D'autre part, et cela est important, en dépit de la longueur du texte et en dépit de la définition qui est donnée par le statut du crime de génocide, du crime contre l'humanité et du crime de guerre, les éléments constitutifs de ces crimes ne sont pas clairs dans l'esprit de tout le monde. Ce sera précisément le rôle de la commission préparatoire et de la future assemblée des Etats-parties de les définir. Le viol et les abus sexuels, par exemple, sont considérés comme des crimes de guerre. Personne n'est d'accord sur la définition détaillée du viol qu'il va falloir définir ainsi que bien d'autres éléments en cause. La définition de l'agression reste à établir.
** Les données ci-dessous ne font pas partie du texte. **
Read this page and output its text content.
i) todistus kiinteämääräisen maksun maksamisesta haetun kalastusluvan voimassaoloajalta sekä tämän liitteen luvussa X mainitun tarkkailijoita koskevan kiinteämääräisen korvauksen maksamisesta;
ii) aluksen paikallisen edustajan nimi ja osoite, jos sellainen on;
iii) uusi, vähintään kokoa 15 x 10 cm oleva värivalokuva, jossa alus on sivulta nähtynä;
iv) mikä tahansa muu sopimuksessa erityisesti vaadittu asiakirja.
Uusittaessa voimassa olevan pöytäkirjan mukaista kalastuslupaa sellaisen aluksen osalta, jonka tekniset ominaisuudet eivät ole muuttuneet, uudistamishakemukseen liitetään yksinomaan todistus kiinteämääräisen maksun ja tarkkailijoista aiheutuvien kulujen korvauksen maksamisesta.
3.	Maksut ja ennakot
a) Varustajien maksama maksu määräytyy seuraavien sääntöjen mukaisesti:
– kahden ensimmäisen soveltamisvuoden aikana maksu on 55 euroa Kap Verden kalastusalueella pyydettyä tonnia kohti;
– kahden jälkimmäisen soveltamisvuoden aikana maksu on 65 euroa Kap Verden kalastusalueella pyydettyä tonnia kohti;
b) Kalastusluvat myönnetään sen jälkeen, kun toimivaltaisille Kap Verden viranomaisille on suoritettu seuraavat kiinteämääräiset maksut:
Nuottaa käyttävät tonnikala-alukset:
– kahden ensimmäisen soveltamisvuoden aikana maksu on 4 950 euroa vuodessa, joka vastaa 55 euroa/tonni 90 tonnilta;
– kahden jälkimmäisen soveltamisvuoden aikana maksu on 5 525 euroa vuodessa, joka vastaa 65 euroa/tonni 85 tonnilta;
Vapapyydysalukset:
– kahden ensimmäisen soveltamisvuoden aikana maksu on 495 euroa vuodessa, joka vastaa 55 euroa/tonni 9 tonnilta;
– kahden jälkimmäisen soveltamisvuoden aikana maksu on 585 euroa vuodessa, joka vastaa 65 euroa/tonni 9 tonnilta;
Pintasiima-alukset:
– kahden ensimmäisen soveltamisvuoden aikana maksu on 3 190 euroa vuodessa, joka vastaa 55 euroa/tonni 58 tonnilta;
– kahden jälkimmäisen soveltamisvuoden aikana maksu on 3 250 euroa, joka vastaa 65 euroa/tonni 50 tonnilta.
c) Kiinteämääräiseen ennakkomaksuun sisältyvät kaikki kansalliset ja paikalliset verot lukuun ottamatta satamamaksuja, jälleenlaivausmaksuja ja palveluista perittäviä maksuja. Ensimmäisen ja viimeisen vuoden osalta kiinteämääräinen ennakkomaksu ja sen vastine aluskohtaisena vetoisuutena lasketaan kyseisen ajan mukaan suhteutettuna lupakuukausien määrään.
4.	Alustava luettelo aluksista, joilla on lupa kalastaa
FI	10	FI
Il est important de savoir que ces organes, et plus particulièrement l'assemblée des Etats-parties, aura à long terme à compléter la liste des crimes. La diplomatie interviendra là encore parce que certains Etats voudraient faire entrer dans la liste des crimes le trafic de drogue -c'est le cas des Etats latino-américains- , d'autres Etats voudraient faire entrer le terrorisme -c'est le cas de l'Algérie et d'un certain nombre d'autres. L'Inde, qui a voté contre le statut, mène une lutte diplomatique opiniâtre pour faire entrer dans cette liste la menace ou l'emploi des armes nucléaires ou de destruction massive.
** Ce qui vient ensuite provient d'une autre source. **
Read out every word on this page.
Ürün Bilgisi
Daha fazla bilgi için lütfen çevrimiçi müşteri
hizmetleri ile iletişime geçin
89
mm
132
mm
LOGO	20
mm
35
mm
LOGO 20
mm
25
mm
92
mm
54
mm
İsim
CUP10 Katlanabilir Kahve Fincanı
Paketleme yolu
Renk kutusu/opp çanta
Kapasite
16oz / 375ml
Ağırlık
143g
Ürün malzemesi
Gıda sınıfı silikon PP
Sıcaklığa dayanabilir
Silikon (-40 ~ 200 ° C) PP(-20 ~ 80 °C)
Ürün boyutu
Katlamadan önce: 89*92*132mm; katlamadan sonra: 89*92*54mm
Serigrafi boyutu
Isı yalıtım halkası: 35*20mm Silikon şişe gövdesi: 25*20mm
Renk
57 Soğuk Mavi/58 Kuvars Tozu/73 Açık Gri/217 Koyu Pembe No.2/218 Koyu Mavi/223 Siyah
Au niveau des travaux futurs ou des institutions mises en place en dehors des magistrats et des procureurs, des négociations diplomatiques importantes doivent avoir lieu et il n'est pas improbable que des difficultés surgissent relativement vite.
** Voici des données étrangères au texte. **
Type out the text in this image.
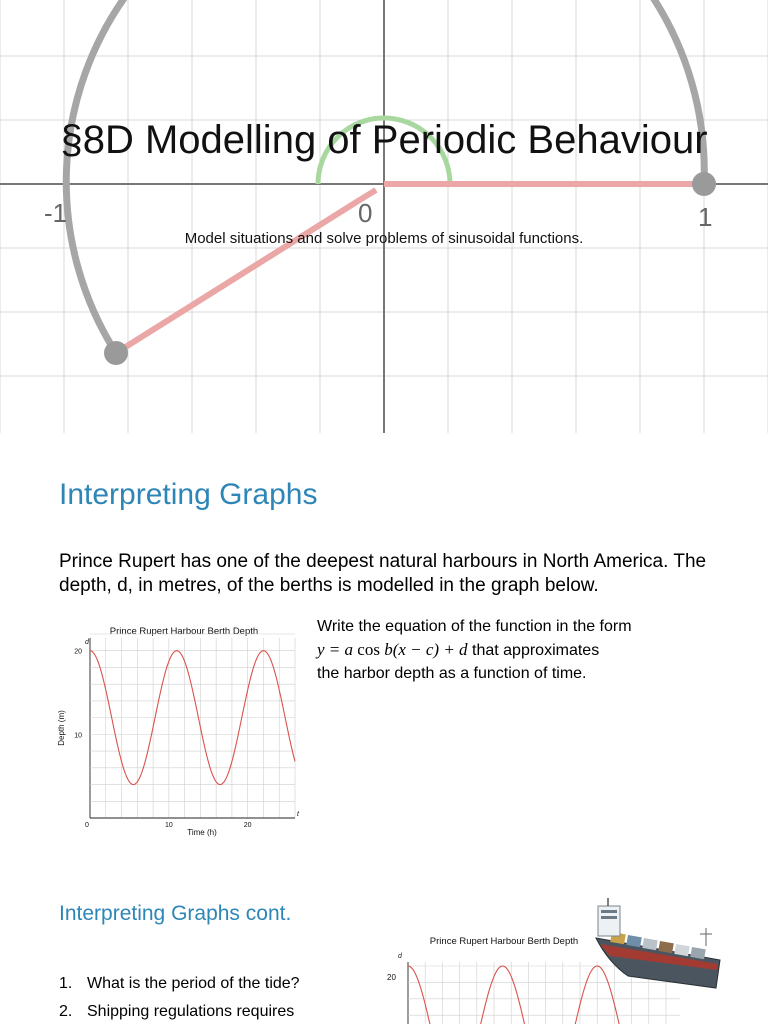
-1	0	1
§8D Modelling of Periodic Behaviour
Model situations and solve problems of sinusoidal functions.
Interpreting Graphs
Prince Rupert has one of the deepest natural harbours in North America. The depth, d, in metres, of the berths is modelled in the graph below.
Prince Rupert Harbour Berth Depth
d
t
20
10
0	10	20
Time (h)
Depth (m)
Write the equation of the function in the form
y = a cos b(x − c) + d that approximates
the harbor depth as a function of time.
Interpreting Graphs cont.
1. What is the period of the tide?
2. Shipping regulations requires
Prince Rupert Harbour Berth Depth
d
20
Enfin, sur le plan préparatoire, reste à élaborer un règlement de preuve et de procédure qui sera un document hautement politique. On l'a vu avec le tribunal pénal international pour l'ex-Yougoslavie dont le règlement a permis de récupérer une partie des compétences que le statut ne lui avait pas donné.

La diplomatie va également jouer face au fonctionnement de la cour dont j'entrevoie deux aspects :

Deux exigences contradictoires, que l'on a rencontré avec Augusto Pinochet, entre la volonté des Etats de lutter contre l'impunité et la volonté de favoriser la réconciliation nationale. Comment sortir de ce dilemme ?

Je suis vice-président de la Commission nationale consultative des droits de l'Homme. Nous avons été consultés par le Gouvernement français sur cette contradiction qui pourrait mettre en cause dans les deux cas les droits de l'homme. D'un côté, l'impunité constitue une porte ouverte à la dictature ou au massacre mais, d'un autre côté, la réconciliation nationale est une manière d'essayer pour l'avenir de protéger les droits de l'homme. La réponse de la Commission nationale consultative des droits de l'homme est claire. Elle consiste à dire que l'on ne peut pas construire une réconciliation nationale au détriment de la vérité et de la justice parce que, tôt ou tard, cette occultation de la vérité et de la justice peut faire ressortir des phénomènes de vendetta. C'est donc une réconciliation illusoire.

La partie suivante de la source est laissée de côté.